Because the majority of trachoma cases occur in developing countries without access to laboratory testing or the necessary resources, trachoma is often diagnosed clinically on the basis of findings of active trachoma (follicles on the upper tarsal conjunctiva or pronounced inflammatory thickening of the tarsal conjunctiva) or cicatricial disease. When laboratories are available, detection of C. trachomatis by nucleic acid amplification is the most sensitive diagnostic test, provides definitive evidence of active trachoma, and may identify infection in subjects with minimal clinical evidence of active trachoma. For adults with late scarring, C. trachomatis usually is not detected by any of these assays.

Treatment

Prevention

The WHO is committed to eliminating blinding trachoma by 2030 and recommends that all countries with endemic trachoma adopt the SAFE strategy: surgery (for trichiasis), antimicrobials (periodic community-wide treatment), facial cleanliness, and environmental improvement. Mass treatment of a community with single-dose oral azithromycin is safe, can dramatically reduce the prevalence of infection for up to 1 year after treatment, and reduces mortality in children. Annual azithromycin treatment is recommended for trachoma-endemic areas. However, trachoma can recur after mass treatment, due in part to decreased herd immunity. Repeated mass treatment (every few months) provides herd protection to the entire community.

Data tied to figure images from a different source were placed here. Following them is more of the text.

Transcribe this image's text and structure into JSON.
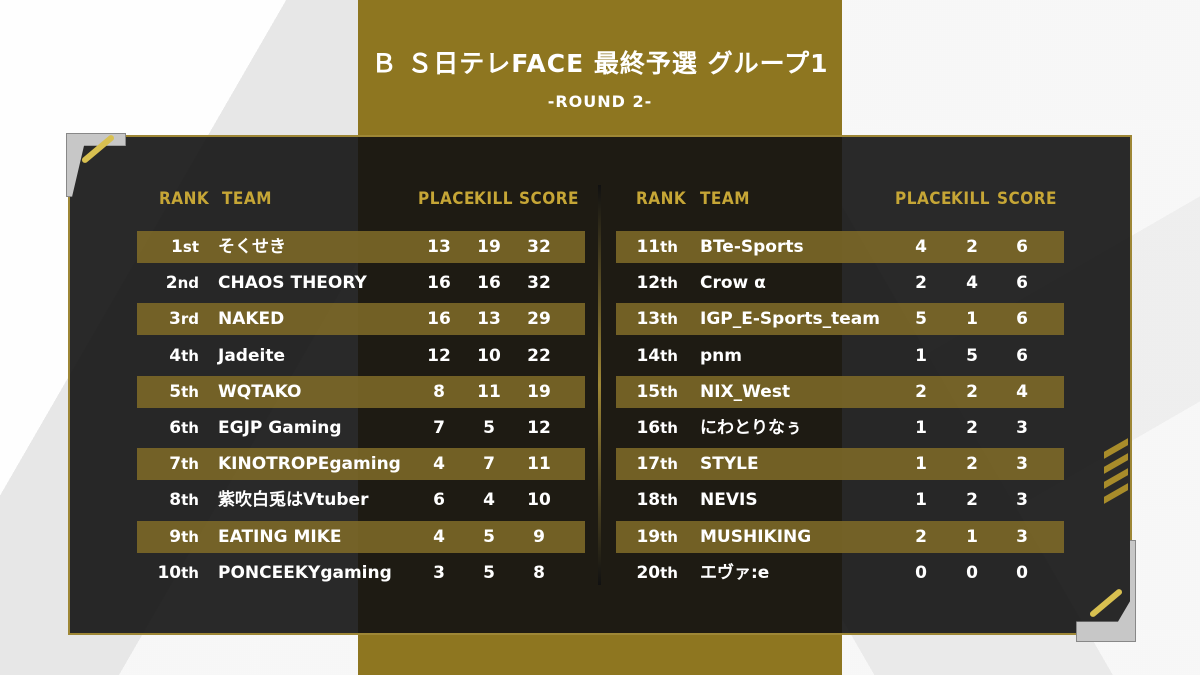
{
  "title": "Ｂ Ｓ日テレFACE 最終予選 グループ1",
  "subtitle": "-ROUND 2-",
  "colors": {
    "gold": "#8e7620",
    "header_text": "#c6a636",
    "panel": "#121212"
  },
  "headers": {
    "rank": "RANK",
    "team": "TEAM",
    "place": "PLACE",
    "kill": "KILL",
    "score": "SCORE"
  },
  "left_rows": [
    {
      "rank": "1",
      "suffix": "st",
      "team": "そくせき",
      "place": "13",
      "kill": "19",
      "score": "32"
    },
    {
      "rank": "2",
      "suffix": "nd",
      "team": "CHAOS THEORY",
      "place": "16",
      "kill": "16",
      "score": "32"
    },
    {
      "rank": "3",
      "suffix": "rd",
      "team": "NAKED",
      "place": "16",
      "kill": "13",
      "score": "29"
    },
    {
      "rank": "4",
      "suffix": "th",
      "team": "Jadeite",
      "place": "12",
      "kill": "10",
      "score": "22"
    },
    {
      "rank": "5",
      "suffix": "th",
      "team": "WQTAKO",
      "place": "8",
      "kill": "11",
      "score": "19"
    },
    {
      "rank": "6",
      "suffix": "th",
      "team": "EGJP Gaming",
      "place": "7",
      "kill": "5",
      "score": "12"
    },
    {
      "rank": "7",
      "suffix": "th",
      "team": "KINOTROPEgaming",
      "place": "4",
      "kill": "7",
      "score": "11"
    },
    {
      "rank": "8",
      "suffix": "th",
      "team": "紫吹白兎はVtuber",
      "place": "6",
      "kill": "4",
      "score": "10"
    },
    {
      "rank": "9",
      "suffix": "th",
      "team": "EATING MIKE",
      "place": "4",
      "kill": "5",
      "score": "9"
    },
    {
      "rank": "10",
      "suffix": "th",
      "team": "PONCEEKYgaming",
      "place": "3",
      "kill": "5",
      "score": "8"
    }
  ],
  "right_rows": [
    {
      "rank": "11",
      "suffix": "th",
      "team": "BTe-Sports",
      "place": "4",
      "kill": "2",
      "score": "6"
    },
    {
      "rank": "12",
      "suffix": "th",
      "team": "Crow α",
      "place": "2",
      "kill": "4",
      "score": "6"
    },
    {
      "rank": "13",
      "suffix": "th",
      "team": "IGP_E-Sports_team",
      "place": "5",
      "kill": "1",
      "score": "6"
    },
    {
      "rank": "14",
      "suffix": "th",
      "team": "pnm",
      "place": "1",
      "kill": "5",
      "score": "6"
    },
    {
      "rank": "15",
      "suffix": "th",
      "team": "NIX_West",
      "place": "2",
      "kill": "2",
      "score": "4"
    },
    {
      "rank": "16",
      "suffix": "th",
      "team": "にわとりなぅ",
      "place": "1",
      "kill": "2",
      "score": "3"
    },
    {
      "rank": "17",
      "suffix": "th",
      "team": "STYLE",
      "place": "1",
      "kill": "2",
      "score": "3"
    },
    {
      "rank": "18",
      "suffix": "th",
      "team": "NEVIS",
      "place": "1",
      "kill": "2",
      "score": "3"
    },
    {
      "rank": "19",
      "suffix": "th",
      "team": "MUSHIKING",
      "place": "2",
      "kill": "1",
      "score": "3"
    },
    {
      "rank": "20",
      "suffix": "th",
      "team": "エヴァ:e",
      "place": "0",
      "kill": "0",
      "score": "0"
    }
  ]
}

Mass antibiotic treatment is unlikely to be successful as the sole intervention for eliminating trachoma if other factors that facilitate transmission are not addressed. Face washing and good hygiene help reduce the risk for transmission through contact with fingers and flies. Better environmental conditions through measures that reduce the density of flies in households and the community, improved waste management, and access to clean water can also limit transmission. Improvement in socioeconomic conditions in a community correlates with a decline in the prevalence of trachoma.

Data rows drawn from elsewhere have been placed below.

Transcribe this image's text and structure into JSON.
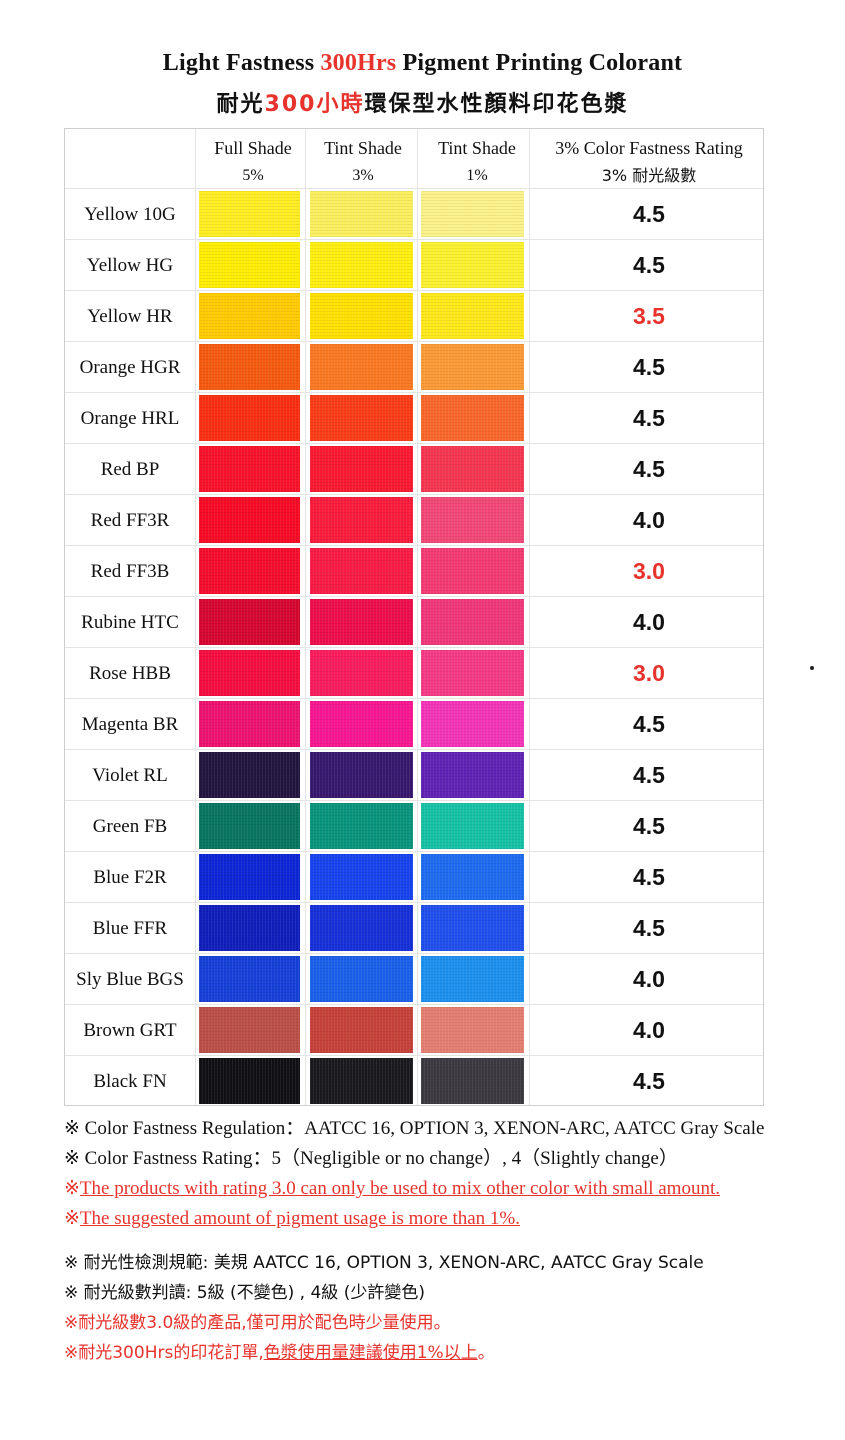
{
  "title": {
    "en_before": "Light Fastness ",
    "en_highlight": "300Hrs",
    "en_after": " Pigment Printing Colorant",
    "zh_before": "耐光",
    "zh_highlight": "300小時",
    "zh_after": "環保型水性顏料印花色漿"
  },
  "headers": {
    "full_shade": "Full Shade",
    "full_shade_pct": "5%",
    "tint_shade_3": "Tint Shade",
    "tint_shade_3_pct": "3%",
    "tint_shade_1": "Tint Shade",
    "tint_shade_1_pct": "1%",
    "rating": "3% Color Fastness Rating",
    "rating_zh": "3% 耐光級數"
  },
  "accent_red": "#e8322c",
  "rows": [
    {
      "name": "Yellow 10G",
      "full": "#ffee22",
      "t3": "#fbef5e",
      "t1": "#fbf28a",
      "rating": "4.5",
      "warn": false
    },
    {
      "name": "Yellow HG",
      "full": "#ffee00",
      "t3": "#ffef10",
      "t1": "#fcf12e",
      "rating": "4.5",
      "warn": false
    },
    {
      "name": "Yellow HR",
      "full": "#ffcc00",
      "t3": "#ffe100",
      "t1": "#ffe91a",
      "rating": "3.5",
      "warn": true
    },
    {
      "name": "Orange HGR",
      "full": "#f65a10",
      "t3": "#fb7922",
      "t1": "#fb9a36",
      "rating": "4.5",
      "warn": false
    },
    {
      "name": "Orange HRL",
      "full": "#fa2f12",
      "t3": "#fb3c16",
      "t1": "#f9672a",
      "rating": "4.5",
      "warn": false
    },
    {
      "name": "Red BP",
      "full": "#f8122a",
      "t3": "#fa1930",
      "t1": "#f63651",
      "rating": "4.5",
      "warn": false
    },
    {
      "name": "Red FF3R",
      "full": "#f80a25",
      "t3": "#fb1c3c",
      "t1": "#f34776",
      "rating": "4.0",
      "warn": false
    },
    {
      "name": "Red FF3B",
      "full": "#f50d2c",
      "t3": "#f91b45",
      "t1": "#f43a73",
      "rating": "3.0",
      "warn": true
    },
    {
      "name": "Rubine HTC",
      "full": "#d7062f",
      "t3": "#ee0d4c",
      "t1": "#f0377a",
      "rating": "4.0",
      "warn": false
    },
    {
      "name": "Rose HBB",
      "full": "#f50d3e",
      "t3": "#fa1c5c",
      "t1": "#f43a85",
      "rating": "3.0",
      "warn": true
    },
    {
      "name": "Magenta BR",
      "full": "#ee1270",
      "t3": "#f91690",
      "t1": "#f434b8",
      "rating": "4.5",
      "warn": false
    },
    {
      "name": "Violet RL",
      "full": "#221540",
      "t3": "#38186e",
      "t1": "#5f22b4",
      "rating": "4.5",
      "warn": false
    },
    {
      "name": "Green FB",
      "full": "#087561",
      "t3": "#09947d",
      "t1": "#16c2a6",
      "rating": "4.5",
      "warn": false
    },
    {
      "name": "Blue F2R",
      "full": "#0c25d6",
      "t3": "#1743ee",
      "t1": "#1e6bf1",
      "rating": "4.5",
      "warn": false
    },
    {
      "name": "Blue FFR",
      "full": "#101ebc",
      "t3": "#1530d9",
      "t1": "#1f50ee",
      "rating": "4.5",
      "warn": false
    },
    {
      "name": "Sly Blue BGS",
      "full": "#1540d8",
      "t3": "#1a60ea",
      "t1": "#1c90ee",
      "rating": "4.0",
      "warn": false
    },
    {
      "name": "Brown GRT",
      "full": "#bb5048",
      "t3": "#c64238",
      "t1": "#e47e70",
      "rating": "4.0",
      "warn": false
    },
    {
      "name": "Black FN",
      "full": "#101014",
      "t3": "#1a1a1e",
      "t1": "#3b3940",
      "rating": "4.5",
      "warn": false
    }
  ],
  "notes": {
    "n1": "※ Color Fastness Regulation：AATCC 16, OPTION 3, XENON-ARC, AATCC Gray Scale",
    "n2": "※ Color Fastness Rating：5（Negligible or no change）, 4（Slightly change）",
    "n3_mark": "※",
    "n3": "The products with rating 3.0 can only be used to mix other color with small amount.",
    "n4_mark": "※",
    "n4": "The suggested amount of pigment usage is more than 1%.",
    "z1": "※  耐光性檢測規範: 美規 AATCC 16, OPTION 3, XENON-ARC, AATCC Gray Scale",
    "z2": "※  耐光級數判讀:   5級 (不變色) ,  4級 (少許變色)",
    "z3": "※耐光級數3.0級的產品,僅可用於配色時少量使用。",
    "z4_prefix": "※耐光300Hrs的印花訂單,",
    "z4_underline": "色漿使用量建議使用1%以上",
    "z4_suffix": "。"
  }
}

Sexually Transmitted Chlamydial Infections

Epidemiology

Chlamydia is the most prevalent bacterial sexually transmitted infection in the United States. About 1.6 million infections were reported to the Centers for Disease Control and Prevention (CDC) in 2020. The number of reported cases has increased since a chlamydia screening program was implemented, but data also support a true increase in the number of cases. Taking into account underreporting and underscreening, the CDC estimates that more than 2.8 million new chlamydial infections occur annually in the United States.

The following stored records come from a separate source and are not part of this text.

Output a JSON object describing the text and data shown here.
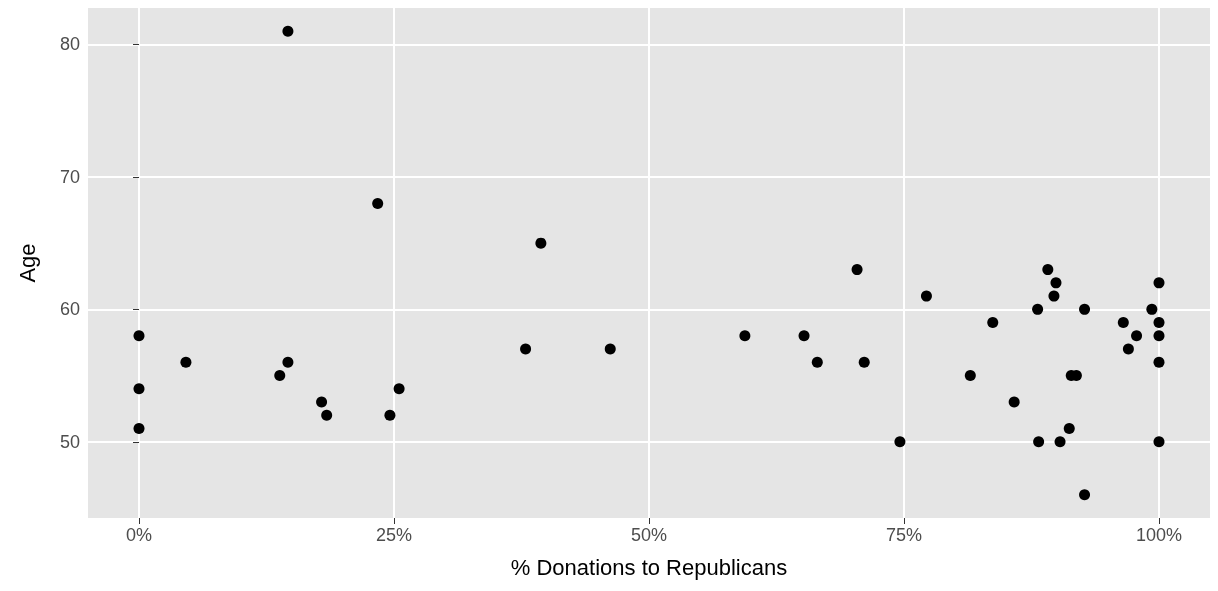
{
  "chart_data": {
    "type": "scatter",
    "xlabel": "% Donations to Republicans",
    "ylabel": "Age",
    "x": [
      0,
      0,
      0,
      4.6,
      13.8,
      14.6,
      14.6,
      17.9,
      18.4,
      23.4,
      24.6,
      25.5,
      37.9,
      39.4,
      46.2,
      59.4,
      65.2,
      66.5,
      70.4,
      71.1,
      74.6,
      77.2,
      81.5,
      83.7,
      85.8,
      88.1,
      88.2,
      89.1,
      89.7,
      89.9,
      90.3,
      91.2,
      91.4,
      91.9,
      92.7,
      92.7,
      96.5,
      97.0,
      97.8,
      99.3,
      100,
      100,
      100,
      100,
      100
    ],
    "values": [
      58,
      54,
      51,
      56,
      55,
      81,
      56,
      53,
      52,
      68,
      52,
      54,
      57,
      65,
      57,
      58,
      58,
      56,
      63,
      56,
      50,
      61,
      55,
      59,
      53,
      60,
      50,
      63,
      61,
      62,
      50,
      51,
      55,
      55,
      60,
      46,
      59,
      57,
      58,
      60,
      62,
      59,
      58,
      56,
      50
    ],
    "color": "#000000",
    "marker": "circle",
    "grid": true,
    "xlim": [
      -5,
      105
    ],
    "xticks": [
      {
        "value": 0,
        "label": "0%"
      },
      {
        "value": 25,
        "label": "25%"
      },
      {
        "value": 50,
        "label": "50%"
      },
      {
        "value": 75,
        "label": "75%"
      },
      {
        "value": 100,
        "label": "100%"
      }
    ],
    "ylim": [
      44.25,
      82.75
    ],
    "yticks": [
      50,
      60,
      70,
      80
    ]
  }
}
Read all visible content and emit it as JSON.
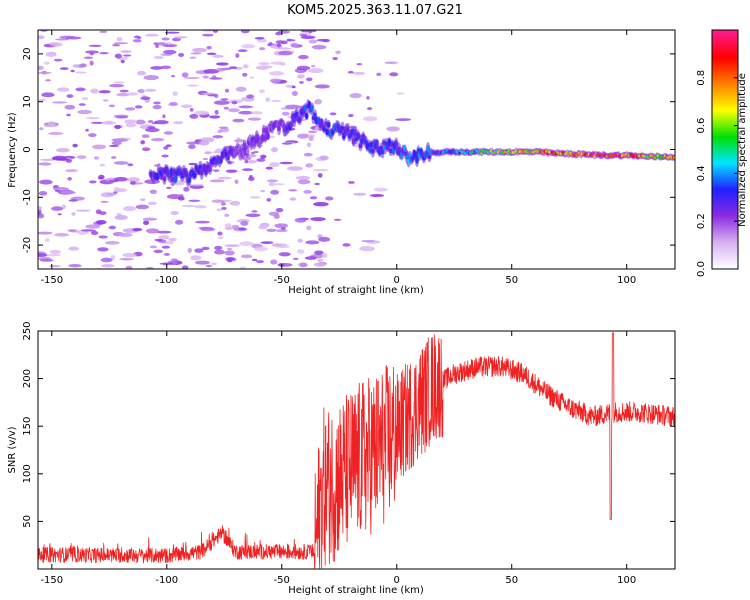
{
  "title": "KOM5.2025.363.11.07.G21",
  "chart_data": [
    {
      "type": "heatmap",
      "xlabel": "Height of straight line (km)",
      "ylabel": "Frequency (Hz)",
      "xlim": [
        -156,
        121
      ],
      "ylim": [
        -25,
        25
      ],
      "xticks": [
        -150,
        -100,
        -50,
        0,
        50,
        100
      ],
      "yticks": [
        -20,
        -10,
        0,
        10,
        20
      ],
      "colorbar": {
        "label": "Normalized spectral amplitude",
        "range": [
          0,
          1
        ],
        "ticks": [
          "0.0",
          "0.2",
          "0.4",
          "0.6",
          "0.8"
        ],
        "colors": [
          "#ffffff",
          "#d7b0f2",
          "#8a2be2",
          "#2020ff",
          "#00e5ff",
          "#00e000",
          "#ffff00",
          "#ff8000",
          "#ff0000",
          "#ff1a8c"
        ]
      },
      "signal_track": [
        {
          "x": -107,
          "y": -5,
          "amp": 0.25
        },
        {
          "x": -98,
          "y": -5.5,
          "amp": 0.3
        },
        {
          "x": -90,
          "y": -5.5,
          "amp": 0.28
        },
        {
          "x": -83,
          "y": -3.5,
          "amp": 0.3
        },
        {
          "x": -77,
          "y": -2,
          "amp": 0.3
        },
        {
          "x": -70,
          "y": -1,
          "amp": 0.22
        },
        {
          "x": -55,
          "y": 4,
          "amp": 0.2
        },
        {
          "x": -46,
          "y": 5.5,
          "amp": 0.28
        },
        {
          "x": -38,
          "y": 8.5,
          "amp": 0.32
        },
        {
          "x": -34,
          "y": 6,
          "amp": 0.3
        },
        {
          "x": -32,
          "y": 4.5,
          "amp": 0.32
        },
        {
          "x": -25,
          "y": 4,
          "amp": 0.32
        },
        {
          "x": -20,
          "y": 3,
          "amp": 0.3
        },
        {
          "x": -15,
          "y": 1.5,
          "amp": 0.28
        },
        {
          "x": -10,
          "y": 0.5,
          "amp": 0.32
        },
        {
          "x": -5,
          "y": 0.5,
          "amp": 0.32
        },
        {
          "x": 0,
          "y": 0.5,
          "amp": 0.3
        },
        {
          "x": 5,
          "y": -1.5,
          "amp": 0.35
        },
        {
          "x": 12,
          "y": -1,
          "amp": 0.32
        },
        {
          "x": 20,
          "y": -0.5,
          "amp": 0.35
        },
        {
          "x": 30,
          "y": -0.5,
          "amp": 0.4
        },
        {
          "x": 40,
          "y": -0.5,
          "amp": 0.55
        },
        {
          "x": 50,
          "y": -0.5,
          "amp": 0.6
        },
        {
          "x": 60,
          "y": -0.5,
          "amp": 0.75
        },
        {
          "x": 70,
          "y": -0.8,
          "amp": 0.8
        },
        {
          "x": 80,
          "y": -1,
          "amp": 0.85
        },
        {
          "x": 90,
          "y": -1.2,
          "amp": 0.9
        },
        {
          "x": 100,
          "y": -1.2,
          "amp": 0.85
        },
        {
          "x": 110,
          "y": -1.5,
          "amp": 0.7
        },
        {
          "x": 121,
          "y": -1.5,
          "amp": 0.7
        }
      ]
    },
    {
      "type": "line",
      "xlabel": "Height of straight line (km)",
      "ylabel": "SNR (v/v)",
      "xlim": [
        -156,
        121
      ],
      "ylim": [
        0,
        250
      ],
      "xticks": [
        -150,
        -100,
        -50,
        0,
        50,
        100
      ],
      "yticks": [
        50,
        100,
        150,
        200,
        250
      ],
      "color": "#ee2222",
      "trend": [
        {
          "x": -156,
          "y": 15
        },
        {
          "x": -100,
          "y": 14
        },
        {
          "x": -85,
          "y": 18
        },
        {
          "x": -76,
          "y": 38
        },
        {
          "x": -70,
          "y": 18
        },
        {
          "x": -40,
          "y": 18
        },
        {
          "x": -36,
          "y": 18
        },
        {
          "x": -32,
          "y": 85
        },
        {
          "x": -25,
          "y": 95
        },
        {
          "x": -15,
          "y": 115
        },
        {
          "x": -5,
          "y": 130
        },
        {
          "x": 5,
          "y": 160
        },
        {
          "x": 15,
          "y": 190
        },
        {
          "x": 25,
          "y": 205
        },
        {
          "x": 35,
          "y": 212
        },
        {
          "x": 45,
          "y": 213
        },
        {
          "x": 55,
          "y": 205
        },
        {
          "x": 65,
          "y": 185
        },
        {
          "x": 75,
          "y": 170
        },
        {
          "x": 85,
          "y": 160
        },
        {
          "x": 95,
          "y": 165
        },
        {
          "x": 105,
          "y": 165
        },
        {
          "x": 121,
          "y": 160
        }
      ],
      "events": [
        {
          "x": 93,
          "y": 52
        },
        {
          "x": 94,
          "y": 248
        }
      ]
    }
  ]
}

Higher prevalence rates of chlamydia have been associated with younger age sexually active adolescents and young adults, as well as with new or multiple sexual partners. The prevalence is highest in the Southeastern United States. The prevalence of chlamydia is higher in women than in men, but it is unclear whether this higher prevalence is due to higher screening rates in women or whether women may be more susceptible to acquisition or persistence of infection. The estimated total cost attributable to chlamydial disease in the United States exceeds $691 million annually. From a global perspective, WHO estimates that approximately 127 million new cases of chlamydia occur annually. In addition to the adverse effects on the reproductive health of women, chlamydia has a substantial impact on prenatal and perinatal outcomes, and it facilitates the transmission of human immunodeficiency virus (HIV).